No topic is a less likely conversation-starter than our eventual deaths. Still, there is a lot to talk about.
When polled, about 90 percent of people presented with end-of-life scenarios prefer the prospect of dying at home with family and a plan for treatment for comfort, rather than unlimited care in the intensive care unit (ICU). Does that surprise anyone?
Nearly 40 years ago the parents of Karen Ann Quinlan, distraught watching machines keep their daughter alive, launched a court battle in New Jersey to discontinue care they believed only prolonged their family agony. That litigation resulted in the New Jersey Supreme Court recognizing the “right to die” naturally and with dignity in our era of high technology medicine.
That right was secured when a 2011 law, signed by Gov. Chris Christie, set in motion this year’s unveiling of the new Practitioner Orders for Life Sustaining Treatment (POLST) form. When completed and signed by both the patient and doctor, POLST is literally “doctor’s orders” included in the patient’s records. That makes it fundamentally different from advance directives or living wills many people have had for years.
POLST is for patients who know they are, or abruptly could be, near the end of their lives. It is strongly recommended for people in nursing homes, hospice care, those suffering an advanced life-limiting illness, and the frail and weak challenged by routine daily activities.
Patients complete the form with their doctors, beginning with a statement of the “goals of care.” Most people want only as much care as will allow them to die peacefully in the company of those they love. The form, plus directions, is only two pages.
Just as the medical record of a patient’s tests and previous diagnoses guides treatment, so does POLST. Slightly more than one in five deaths in the United States occurs in the ICU. Most of those deaths befall people who, if medicine can help enough during their crisis, will return to a full life. A humane society does no less.

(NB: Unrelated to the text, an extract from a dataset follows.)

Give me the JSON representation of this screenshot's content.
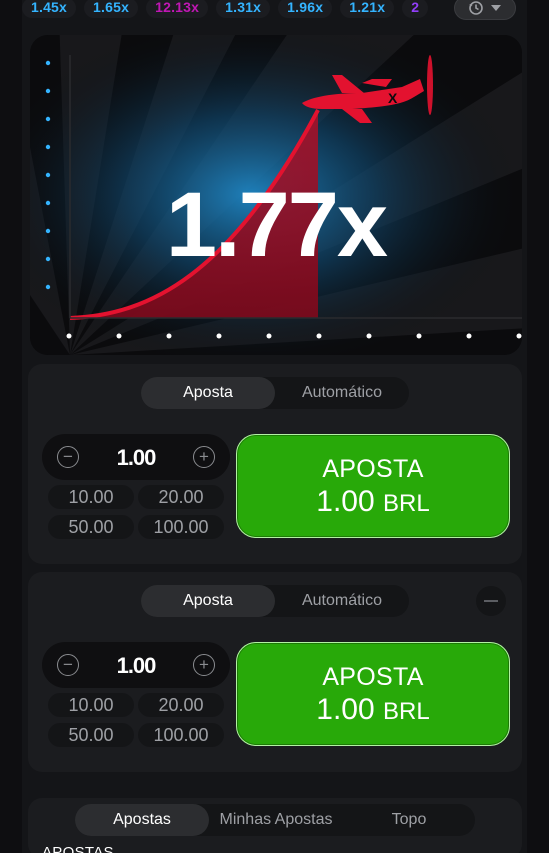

But for a frail, elderly patient living in a care facility with advanced Alzheimer’s disease who suffers a heart attack, we often do too much. POLST is that person’s voice in the final medical emergency when she or he cannot speak, telling family and medical professionals which treatments are permitted and which are not.
To help the conversation, the Ethics Committee at Robert Wood Johnson University Hospital Hamilton makes available information about POLST and the more familiar advance directives.
An advance directive names a medical representative in the event we cannot make our own decisions because of injury or abrupt, unexpected illness. Advance directives, like a will and life insurance, are a good idea for all adults, including everyone in good health.
Patients who know they are nearing the end certainly should have an advance directive and a medical representative. Those actions are not a substitute for POLST, which is a binding medical order that allows or declines specific treatments. Without a completed POLST, the medical representative will have to make those painful decisions.
It is healthy to love life, so it is natural to avoid thinking of our death. Many patients, though, bravely and maturely affirm their lives by making their own decisions about end of life care while they can. For them, their family and doctor, considering and completing the POLST form is an act of love and strength that begins with conversation.
Chaplain Tedford J. Taylor is the director of pastoral care and training at Robert Wood Johnson University Hospital Hamilton and coordinates the hospital’s bio-ethics committee.